You've got cool people doing math.

That's right.  Math is cool.

And in my (admittedly biased opinion as a recovering scientist), that's really, really important.

This was my desktop background at work for several months.

Mind you, it's not just about inspiring kids to become scientists, although that's part of it, nor about making learning fun, although that's also part of it.  (Shout-out to Disney for opening a STEM center in Oakland for kids and pledging $1M to a STEM program following the success of Black Panther, which features, yep, more badass scientists.)

I'm not gonna lie, I, as an adult, have probably learned more from Marvel than from any other institution.  I'm a veritable encyclopedia on real-world trivia thanks to the Marvel universe, from what M&Ms looked like in Steve's lifetime (they contained purple and tan ones, and were sold in a cardboard tube) to how Tony's palladium arc reactor was poisoning him (the beta decay of palladium produces toxic rhodium and silver byproducts).

And I'm not the only one.  People have written whole books on the "science" of Marvel's fictitious world.


Although I've done my fair share of dabbling.  Putting aside the ridiculous amount of research into time travel for Divergence, I once stayed up all night researching nuclear warhead payloads to figure out why Tony wasn't blinded by the blast in Avengers 1.  (I'm probably on some lists now.)

 New iAlbatross drinking game:
Take a shot every time I needlessly plug Divergence.

In case you were wondering, fifty percent of a weapon's power is in the blast radius, and maybe a third is thermal radiation.  A B53 is nine megatons with a blast radius of three to four miles. The blast effect would kill any unprotected person in about a ten-mile radius, though Tony, in the suit, had some form of protection.  And within two-and-a-half miles, he would probably be getting a dose of about 500 rem ion radiation, which had a fifty to ninety percent chance of killing him, too.
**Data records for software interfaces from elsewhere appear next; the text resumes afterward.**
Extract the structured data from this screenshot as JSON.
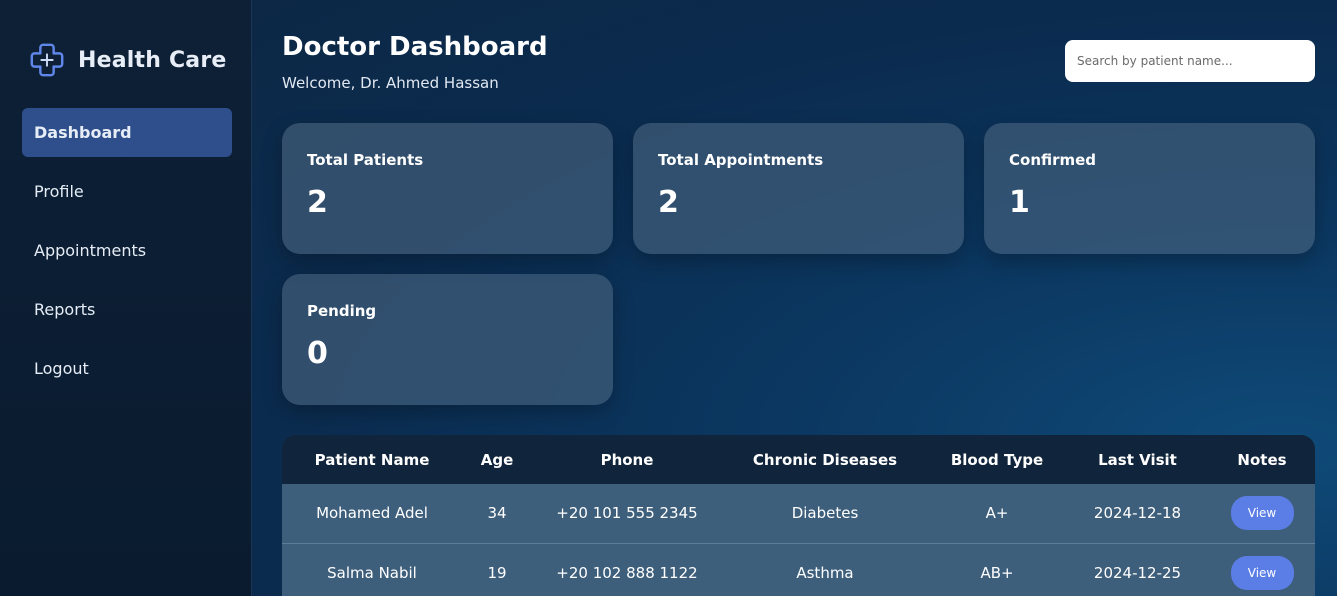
{
  "brand": {
    "name": "Health Care",
    "accent": "#5b7ee6"
  },
  "sidebar": {
    "items": [
      {
        "label": "Dashboard",
        "active": true
      },
      {
        "label": "Profile"
      },
      {
        "label": "Appointments"
      },
      {
        "label": "Reports"
      },
      {
        "label": "Logout"
      }
    ]
  },
  "header": {
    "title": "Doctor Dashboard",
    "welcome": "Welcome, Dr. Ahmed Hassan"
  },
  "search": {
    "placeholder": "Search by patient name..."
  },
  "stats": [
    {
      "label": "Total Patients",
      "value": "2"
    },
    {
      "label": "Total Appointments",
      "value": "2"
    },
    {
      "label": "Confirmed",
      "value": "1"
    },
    {
      "label": "Pending",
      "value": "0"
    }
  ],
  "table": {
    "columns": [
      "Patient Name",
      "Age",
      "Phone",
      "Chronic Diseases",
      "Blood Type",
      "Last Visit",
      "Notes"
    ],
    "rows": [
      {
        "name": "Mohamed Adel",
        "age": "34",
        "phone": "+20 101 555 2345",
        "chronic": "Diabetes",
        "blood": "A+",
        "last_visit": "2024-12-18",
        "notes_label": "View"
      },
      {
        "name": "Salma Nabil",
        "age": "19",
        "phone": "+20 102 888 1122",
        "chronic": "Asthma",
        "blood": "AB+",
        "last_visit": "2024-12-25",
        "notes_label": "View"
      }
    ]
  }
}
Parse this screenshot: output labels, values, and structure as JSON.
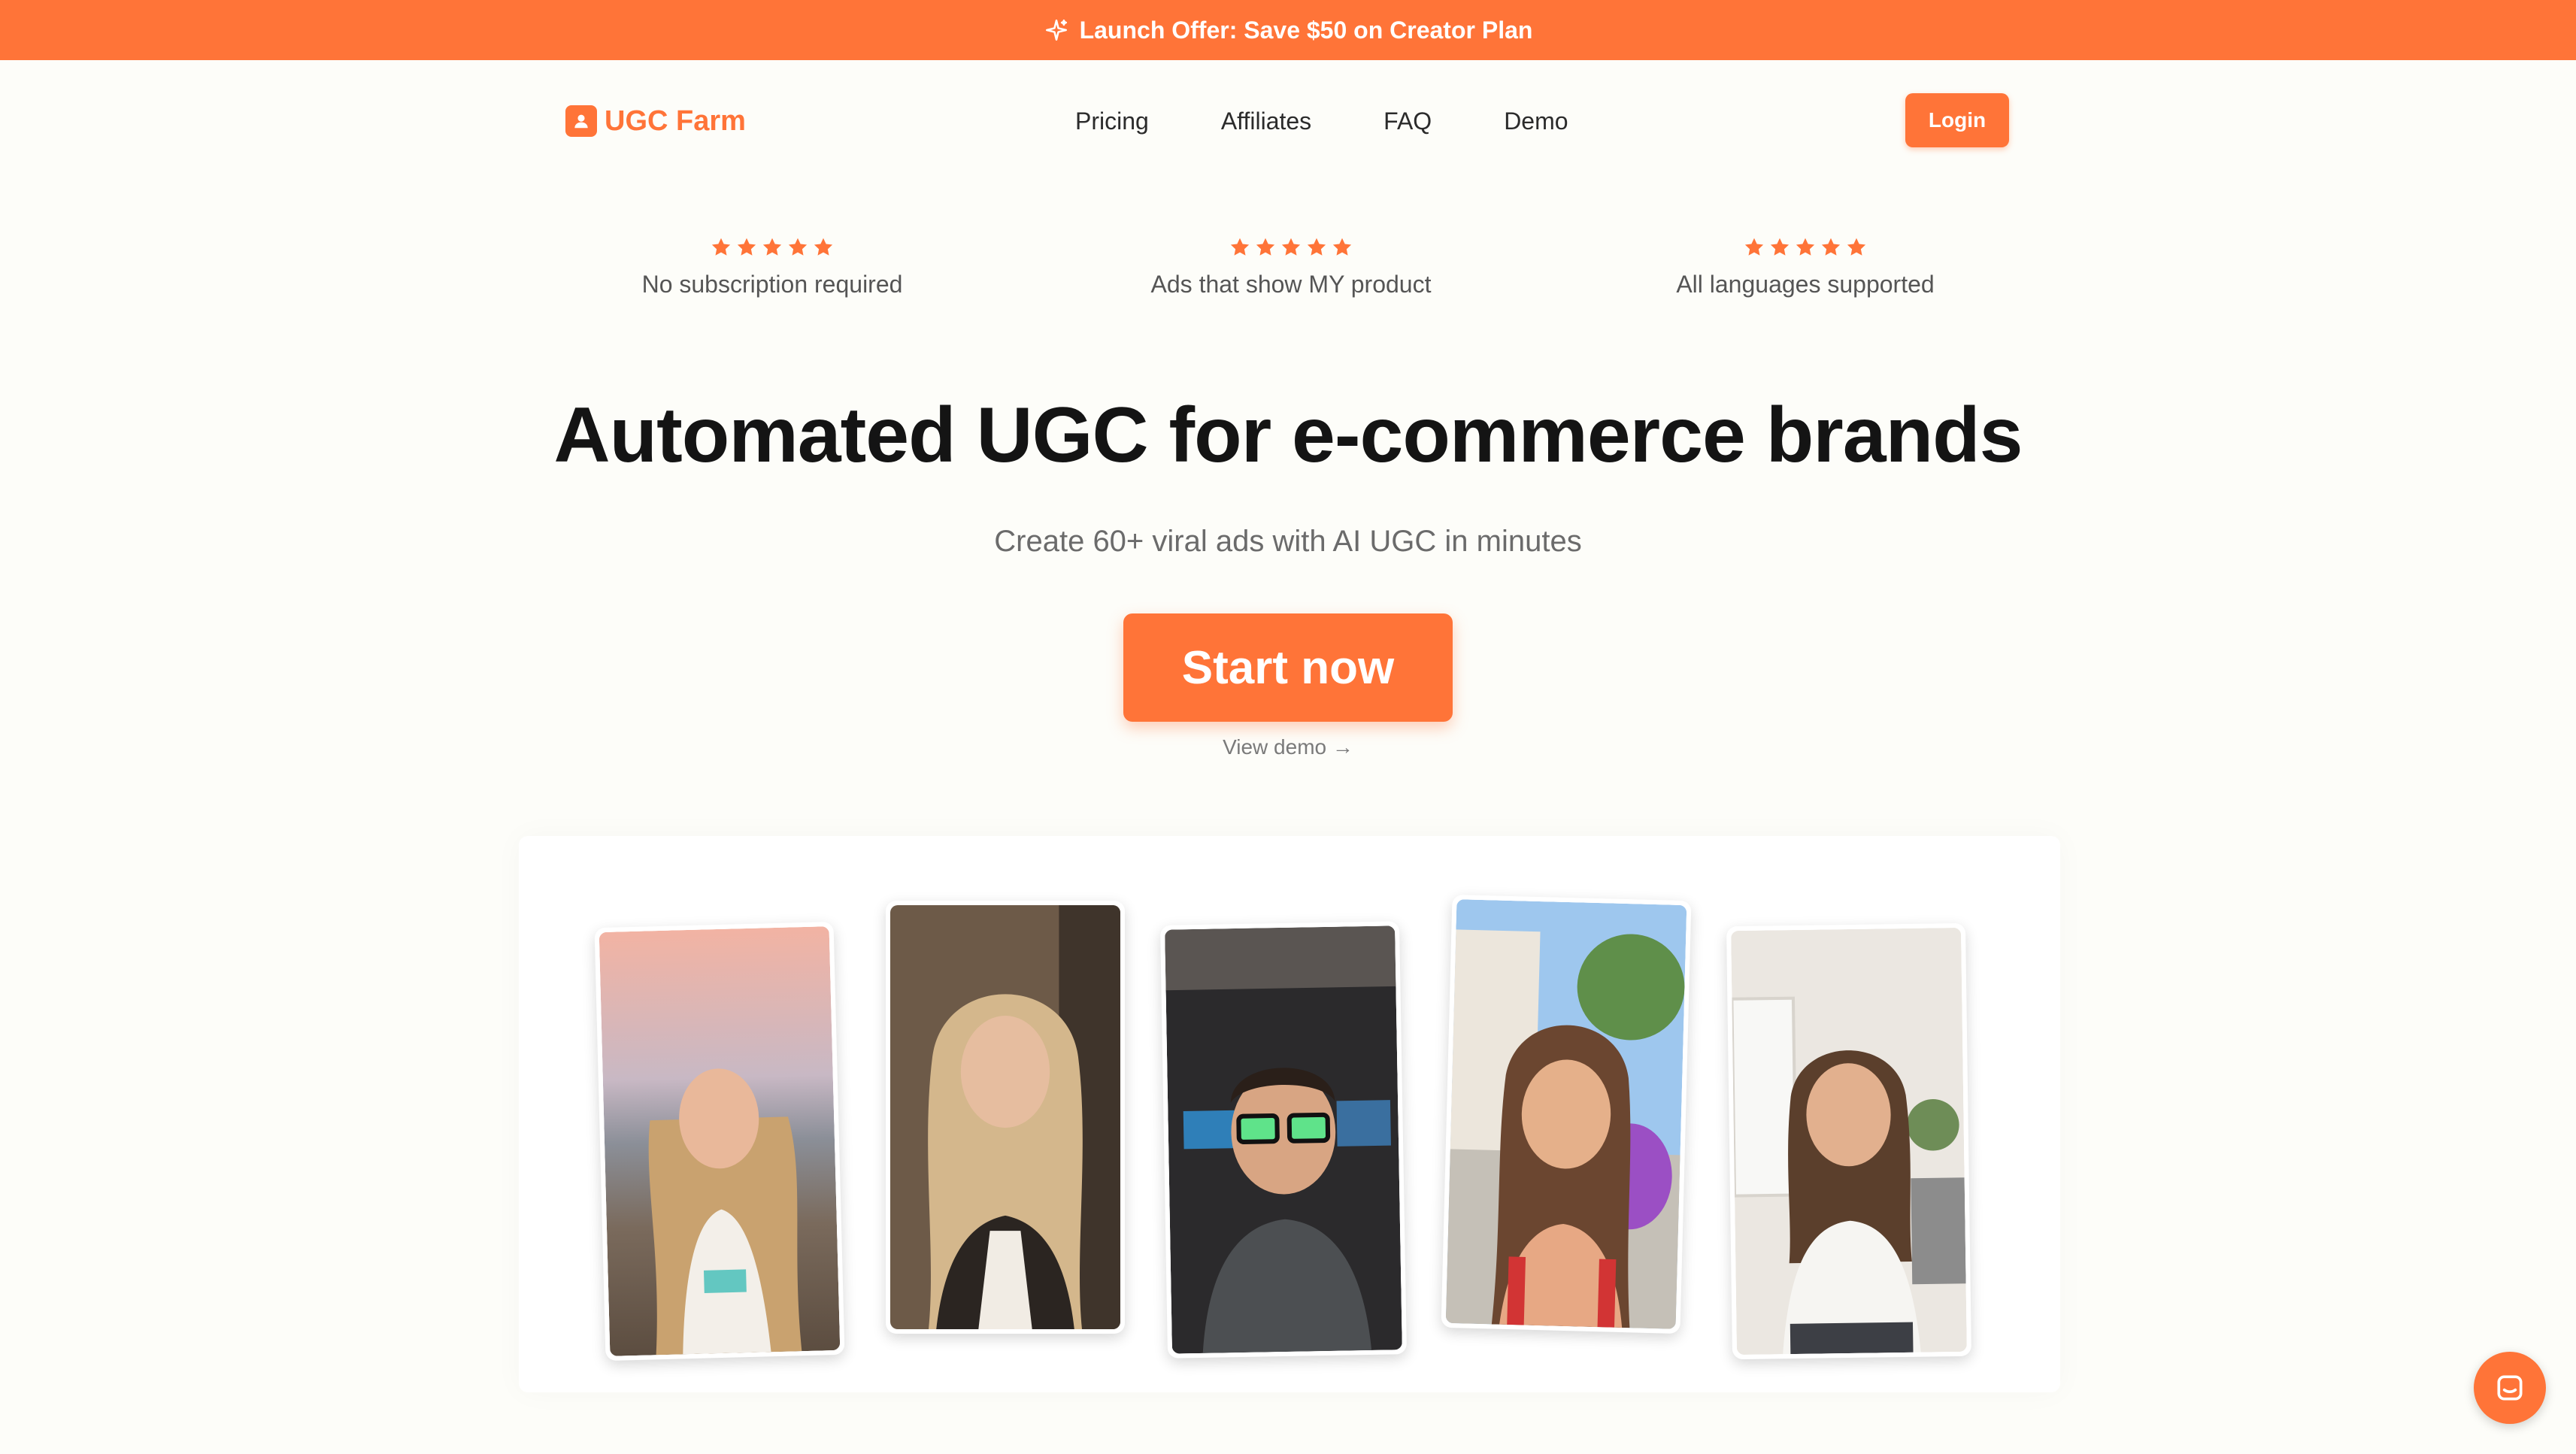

The missile, (probably a Titan II or something similar), had a max speed of fifteen thousand miles an hour.  The bomb had been traveling at at least half that, though it had definitely lost some of its speed when Tony had snagged it and altered the course.  Half and half meant it had been going about three thousand. One or two thousand, conservatively, but certainly more than the sound barrier, at 767 mph.  So if the missile was going 1000 mph when Tony entered the wormhole and he'd been there for, say, thirty seconds, again being conservative... meaning that, when it went off in space, it was already five hundred miles away from Tony, well outside of the blast range.

Also, in case you were wondering the math about Tony being thrown from the tower, I learned from Avengers that he probably definitely should have been killed when he was flung out of Stark Tower.  At 93 stories tall, the building would be just under 1,000 feet, and Tony would have had less than 15 seconds before he smacked into the ground.


But enough math.  No, the reason I love comic book science is that it inspires actual science.  Life imitates art all the time.  You think people haven't been looking at Bucky's prosthetic arm and saying, "You know what, we could do that."  People are already building hydraulic Hulkbuster armors and jetpacks for themselves, and these aren't traditional "scientists," but armchair amateurs who have been inspired. 


Science fiction has long inspired new technology.  Star Trek gave us cell phones and automatic doors, and now it has a page on the official NASA website.  The word "robot" was popularized by a sci-fi fiction play.  (The play was about robots.)

 "Real" scientists:
Guys with garages: Hold my beer.

It's easy to dismiss comic books as flights of fancy that rely on fantastic, magical thinking to convey plot lines, but Clarke's Third Law states that any sufficiently advanced technology is indistinguishable from magic.  And that's what science, and comic books, are to me: magic.

Do yourself a favor.  Take your kids to S.T.A.T.I.O.N.  And if you don't have kids, take yourself.  You just might learn something.